Preparation of the mRNA-sequencing library

Total RNA was extracted from the organ samples using TRIzol reagent (Invitrogen). An equal amount of 5 μg total RNA from each sample was used to construct the mRNA library according to manufacturer instructions (Lexogen, Austria). The libraries were sequenced at a high-throughput sequencing facility (Macrogen, South Korea) on an Illumina HiSeq 2500 platform. The sequencing data were obtained with two biological replicates of each organ.

Computational analysis

The raw Illumina sequence reads were filtered to remove low quality sequences by using fastp65 prior to bioinformatic analysis. The filtered Illumina short reads were then mapped to the A. cerana reference genome (ACSNU-2.0)66 using Bowtie2 software67. The mapping results of each sample to the reference mRNA sequences obtained by Bowtie2 were then quantified by Kallisto software68. The gene expression profiles of each sample obtained by Kallisto were calculated as TPM value to compare the gene expression levels between samples.

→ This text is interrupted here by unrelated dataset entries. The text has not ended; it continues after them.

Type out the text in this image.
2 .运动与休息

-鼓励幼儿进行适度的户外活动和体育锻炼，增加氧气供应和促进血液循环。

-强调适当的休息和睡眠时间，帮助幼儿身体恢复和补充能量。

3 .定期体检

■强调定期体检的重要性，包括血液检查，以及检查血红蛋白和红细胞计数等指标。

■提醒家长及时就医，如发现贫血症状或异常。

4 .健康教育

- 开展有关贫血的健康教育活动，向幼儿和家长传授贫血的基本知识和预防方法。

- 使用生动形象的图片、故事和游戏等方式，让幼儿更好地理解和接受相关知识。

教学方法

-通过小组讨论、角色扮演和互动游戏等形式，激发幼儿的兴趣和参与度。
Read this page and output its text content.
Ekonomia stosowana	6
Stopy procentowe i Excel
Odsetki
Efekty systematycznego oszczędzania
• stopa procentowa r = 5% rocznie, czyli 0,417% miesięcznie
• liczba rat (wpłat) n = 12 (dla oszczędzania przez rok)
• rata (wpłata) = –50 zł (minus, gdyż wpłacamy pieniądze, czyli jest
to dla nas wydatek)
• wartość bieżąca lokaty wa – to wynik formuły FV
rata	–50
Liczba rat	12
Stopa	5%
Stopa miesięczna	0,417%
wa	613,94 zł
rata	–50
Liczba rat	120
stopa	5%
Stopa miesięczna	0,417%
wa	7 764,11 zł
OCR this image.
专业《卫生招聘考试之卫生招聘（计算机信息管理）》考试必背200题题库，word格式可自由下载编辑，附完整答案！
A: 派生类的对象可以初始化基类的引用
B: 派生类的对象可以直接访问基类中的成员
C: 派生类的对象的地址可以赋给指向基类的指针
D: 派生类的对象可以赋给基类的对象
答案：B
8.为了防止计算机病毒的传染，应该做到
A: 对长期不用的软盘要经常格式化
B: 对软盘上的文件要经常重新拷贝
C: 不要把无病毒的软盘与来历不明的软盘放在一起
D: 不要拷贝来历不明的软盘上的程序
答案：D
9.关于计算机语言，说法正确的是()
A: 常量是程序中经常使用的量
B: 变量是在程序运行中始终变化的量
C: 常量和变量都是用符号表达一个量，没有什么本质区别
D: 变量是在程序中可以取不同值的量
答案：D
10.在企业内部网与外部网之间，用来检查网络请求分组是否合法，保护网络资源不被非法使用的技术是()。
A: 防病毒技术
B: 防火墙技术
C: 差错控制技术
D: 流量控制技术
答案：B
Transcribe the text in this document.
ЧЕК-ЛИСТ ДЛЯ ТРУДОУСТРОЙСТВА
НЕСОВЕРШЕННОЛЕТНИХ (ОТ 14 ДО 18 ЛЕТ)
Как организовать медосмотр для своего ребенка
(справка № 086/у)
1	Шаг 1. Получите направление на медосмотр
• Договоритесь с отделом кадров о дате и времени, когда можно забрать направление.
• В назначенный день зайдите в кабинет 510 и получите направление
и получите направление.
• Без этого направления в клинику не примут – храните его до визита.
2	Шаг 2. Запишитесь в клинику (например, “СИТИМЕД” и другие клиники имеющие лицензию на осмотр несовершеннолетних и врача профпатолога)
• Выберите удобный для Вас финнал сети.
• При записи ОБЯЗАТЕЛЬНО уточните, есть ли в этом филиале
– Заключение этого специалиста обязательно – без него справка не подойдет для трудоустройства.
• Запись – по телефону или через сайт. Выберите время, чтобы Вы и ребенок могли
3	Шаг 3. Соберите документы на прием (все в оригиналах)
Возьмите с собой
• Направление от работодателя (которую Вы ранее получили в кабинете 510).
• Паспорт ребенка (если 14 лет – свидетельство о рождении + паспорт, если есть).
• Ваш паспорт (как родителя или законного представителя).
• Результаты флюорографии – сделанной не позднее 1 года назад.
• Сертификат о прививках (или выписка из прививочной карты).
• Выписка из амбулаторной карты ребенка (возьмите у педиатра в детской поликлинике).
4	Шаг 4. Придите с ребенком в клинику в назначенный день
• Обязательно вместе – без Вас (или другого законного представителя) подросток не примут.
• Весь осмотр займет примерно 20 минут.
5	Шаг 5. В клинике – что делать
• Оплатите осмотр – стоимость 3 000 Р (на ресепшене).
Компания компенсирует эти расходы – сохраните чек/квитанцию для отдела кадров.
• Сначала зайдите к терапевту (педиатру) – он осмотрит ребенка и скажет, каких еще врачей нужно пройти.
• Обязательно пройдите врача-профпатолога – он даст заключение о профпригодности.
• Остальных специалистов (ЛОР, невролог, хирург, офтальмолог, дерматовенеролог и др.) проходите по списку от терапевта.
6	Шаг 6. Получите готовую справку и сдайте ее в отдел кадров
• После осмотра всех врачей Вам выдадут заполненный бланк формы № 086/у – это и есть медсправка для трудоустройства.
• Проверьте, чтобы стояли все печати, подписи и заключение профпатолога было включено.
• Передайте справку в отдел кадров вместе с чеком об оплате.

Validation of differentially expressed genes by quantitative real-time PCR

The relative mRNA levels were quantified according to the manufacturer’s instruction using an AccuPower 2X GreenStar qPCR Master Mix (Bioneer, South Korea). Results were normalized to actin mRNA. Gene expression levels were calculated using the comparative Ct method. All experiments were carried out at least three times for each of three biological replicates. The gene-specific primers used for qRT-PCR are listed in Supplementary Table S5.